By folding, rolling and punching holes in Elephant poop paper, Raghunandan has continued the process of packing an era off to an emotionally manageable past so we can appreciate it, learn from it, and move on, confident in that knowledge.
“For me, trains and railway locomotives are all part of the romance of visiting my village,” he told me as we sat in the garden of a once-rural home now in a suburb of the city of Bengaluru. “My grandmother would tell stories at night and you would always hear this ghostly hoot of steam engines. And every time we would hear that we would run out and stand at the gate from where you could see the train 200 or 300 meters away. You would wave at the train. It’s one of the enduring memories of my childhood. We always had such affection for the train.
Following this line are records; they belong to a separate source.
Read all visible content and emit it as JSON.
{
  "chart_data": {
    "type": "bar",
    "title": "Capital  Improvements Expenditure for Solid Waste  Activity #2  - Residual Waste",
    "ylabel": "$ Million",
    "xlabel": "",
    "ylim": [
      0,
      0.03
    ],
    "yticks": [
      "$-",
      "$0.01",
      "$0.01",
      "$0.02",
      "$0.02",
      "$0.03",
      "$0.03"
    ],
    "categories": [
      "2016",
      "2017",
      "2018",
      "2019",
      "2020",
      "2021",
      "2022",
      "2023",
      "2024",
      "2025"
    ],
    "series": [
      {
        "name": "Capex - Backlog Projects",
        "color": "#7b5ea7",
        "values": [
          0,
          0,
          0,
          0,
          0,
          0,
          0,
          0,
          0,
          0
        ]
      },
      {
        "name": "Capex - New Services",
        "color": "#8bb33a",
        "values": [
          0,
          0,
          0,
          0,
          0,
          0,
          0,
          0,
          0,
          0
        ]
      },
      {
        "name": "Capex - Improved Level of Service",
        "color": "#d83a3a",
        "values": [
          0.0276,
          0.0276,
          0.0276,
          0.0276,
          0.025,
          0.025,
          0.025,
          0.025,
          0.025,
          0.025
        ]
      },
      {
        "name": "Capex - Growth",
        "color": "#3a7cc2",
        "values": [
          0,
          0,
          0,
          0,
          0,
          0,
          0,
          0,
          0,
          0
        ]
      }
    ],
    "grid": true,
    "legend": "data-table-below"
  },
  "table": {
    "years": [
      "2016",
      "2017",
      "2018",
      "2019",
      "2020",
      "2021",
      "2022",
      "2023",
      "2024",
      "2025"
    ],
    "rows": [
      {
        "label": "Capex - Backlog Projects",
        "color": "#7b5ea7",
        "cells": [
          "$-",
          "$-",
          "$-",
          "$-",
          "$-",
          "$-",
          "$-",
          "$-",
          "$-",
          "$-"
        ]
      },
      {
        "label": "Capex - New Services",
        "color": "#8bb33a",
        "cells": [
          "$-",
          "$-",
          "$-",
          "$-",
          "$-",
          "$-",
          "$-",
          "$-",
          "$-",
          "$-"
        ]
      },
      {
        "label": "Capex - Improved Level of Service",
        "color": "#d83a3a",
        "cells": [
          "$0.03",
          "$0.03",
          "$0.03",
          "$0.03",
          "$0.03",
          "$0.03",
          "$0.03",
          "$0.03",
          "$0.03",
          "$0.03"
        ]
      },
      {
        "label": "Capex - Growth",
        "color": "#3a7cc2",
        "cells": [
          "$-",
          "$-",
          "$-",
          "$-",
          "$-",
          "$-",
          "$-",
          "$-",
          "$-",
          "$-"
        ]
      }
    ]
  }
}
It made all this fuss when it went by. So busy, with all those levers working. It sets off something in your mind.”
Today his models are fantastically detailed, miniature reincarnations of actual historic locomotives right down to the number and placement of faux rivets.
Raghunandan sees these machines as the culmination of an era.
“Not a single electronic device in them,” he said. “The whole thing is mechanical. And if you break it down, all based on principles you learned in the sixth grade. Electricity was a paradigm shift, when you’re dealing with a motive force, an energy you cannot see. Here you can see the water being converted into steam by the heat, you can sense the pressure the steam creates. From there it’s about levers and gears and wheels and springs. This is caveman logic carried to its final pinnacle of evolution.”